Magdeburg l Als die Sanierung des Barleber Sees kürzlich offiziell für beendet erklärt wurde, nutzte Oberbürgermeister Lutz Trümper die Gelegenheit für eine Bootsfahrt über das nun wieder glasklare Wasser. Dabei zeigten die Gewässerexperten dem Stadtoberhaupt auch ein großes Metallrohr, dessen Existenz bislang unbekannt war und dessen Herkunft ebenso unklar ist. Daran hat sich auch nichts geändert, wie eine Volksstimme-Anfrage bei der Stadtverwaltung ergibt.

„Wann und zu welchem Zweck es eingebaut wurde, ist nicht bekannt. Ebenso ist nicht bekannt, wer es verlegt hat“, teilt Rathaussprecherin Kerstin Kinszorra mit. Professor Olaf Mietz, der die Sanierung des blaualgengeplagten Badesees geplant und begleitet hatte, sowie Dr. Karsten Rinke vom Helmholtz-Zentrum für Umweltforschung hatten beide vermutet, dass das Rohr Ursprung des stark gestiegenen Phosphorgehalts des Wassers gewesen sein könnte.

Denn trotz aller Forschungen zur Ursache konnte bislang nicht festgestellt werden, warum sich die Wasserqualität des Barleber Sees seit drei Jahren in diesem Maße verschlechtert hatte. Deshalb sollte das Rohr genauer untersucht werden. So sollte u. a. auch ein Taucher zum Einsatz kommen.

50 Meter weit in den See

Laut Kerstin Kinszorra ist das aber nicht passiert. „Es wurde eine Sichtkontrolle durchgeführt, die darauf schließen lässt, dass dieses Rohr in die jetzt trockenliegende Schrote führt“, sagt sie. Diese verläuft hinter der westlichen Uferböschung. Und wie weit reicht es in den See? „Ohne es vermessen zu haben, gehen wir von circa 50 Metern aus“, erklärt sie weiter.

Weitere Nachforschungen zu dem Rohr seien nicht geplant.
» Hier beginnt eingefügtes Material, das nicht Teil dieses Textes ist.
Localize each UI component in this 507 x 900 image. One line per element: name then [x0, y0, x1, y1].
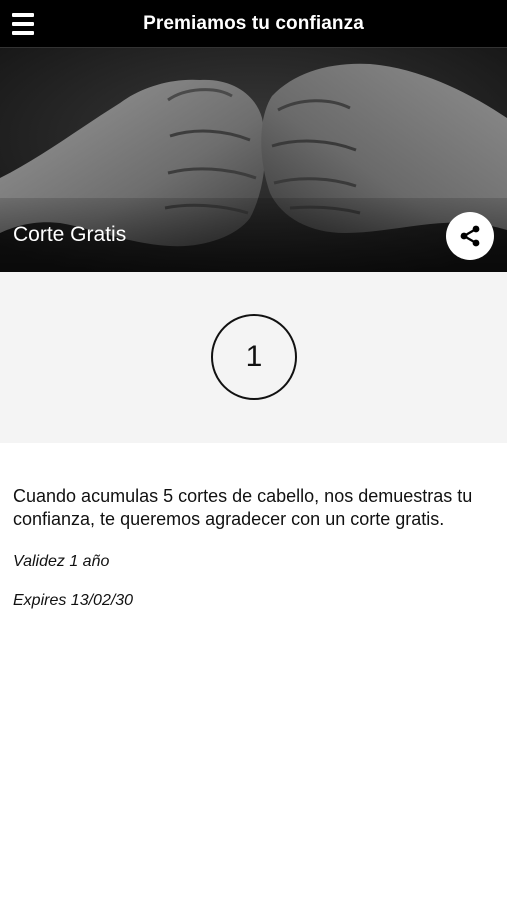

Allerdings wolle die Stadtverwaltung weiterhin das Grundwasser überwachen und in Zusammenarbeit mit der bereits jetzt vorhandenen wissenschaftlichen Begleitung das Seewasser kontrollieren, teilt die Stadtsprecherin weiter mit.

Was mit dem fraglichen Rohr sowie zwei weiteren bereits bekannten Rohren in der Nähe passiert, werde derzeit noch abgestimmt, so Kerstin Kinszorra. Nach Volksstimme-Informationen könnten sie so gekappt und versiegelt werden, dass sie bei Bedarf wieder genutzt werden können.

Nach dem Bericht über das Rohr im Barleber See hatte sich Hobbytaucher Uwe Genthe in der Redaktion gemeldet. „Das Rohr, das Sie da beschreiben, ist sicher nicht unbekannt“, erklärte er. Generationen von Sporttauchern seien dort schon gewesen.

Alte „Pendelleitung“?

„Wahrscheinlich handelt es sich dabei um ein Teil, mit dem in den 1960er/70er Jahren schon mal eine Teil-Seesanierung durchgeführt wurde. Mir sind die Rohre als ‚Pendelleitung‘ bekannt, mit der wohl Wasser vom Grund abgesaugt wurde“, erläutert er. Das hatten die Experten auch zum Zweck der beiden bekannten Rohre erklärt. Im Gegensatz zu diesen gebe es zum dritten Rohr allerdings keine entsprechenden Unterlagen, wie sie weiter sagten.

Auch der 87-jährige Alfred Meiner meint, dass das Rohr zum Absaugen von Wasser vom Grund des Sees diente. „In den 1970er Jahren war ich mit dabei, als das Rohr verlängert worden ist, damit es tiefer in den See hineinragt“, so der Berufstaucher, der damals für das Wasserstraßenbauamt Magdeburg arbeitete.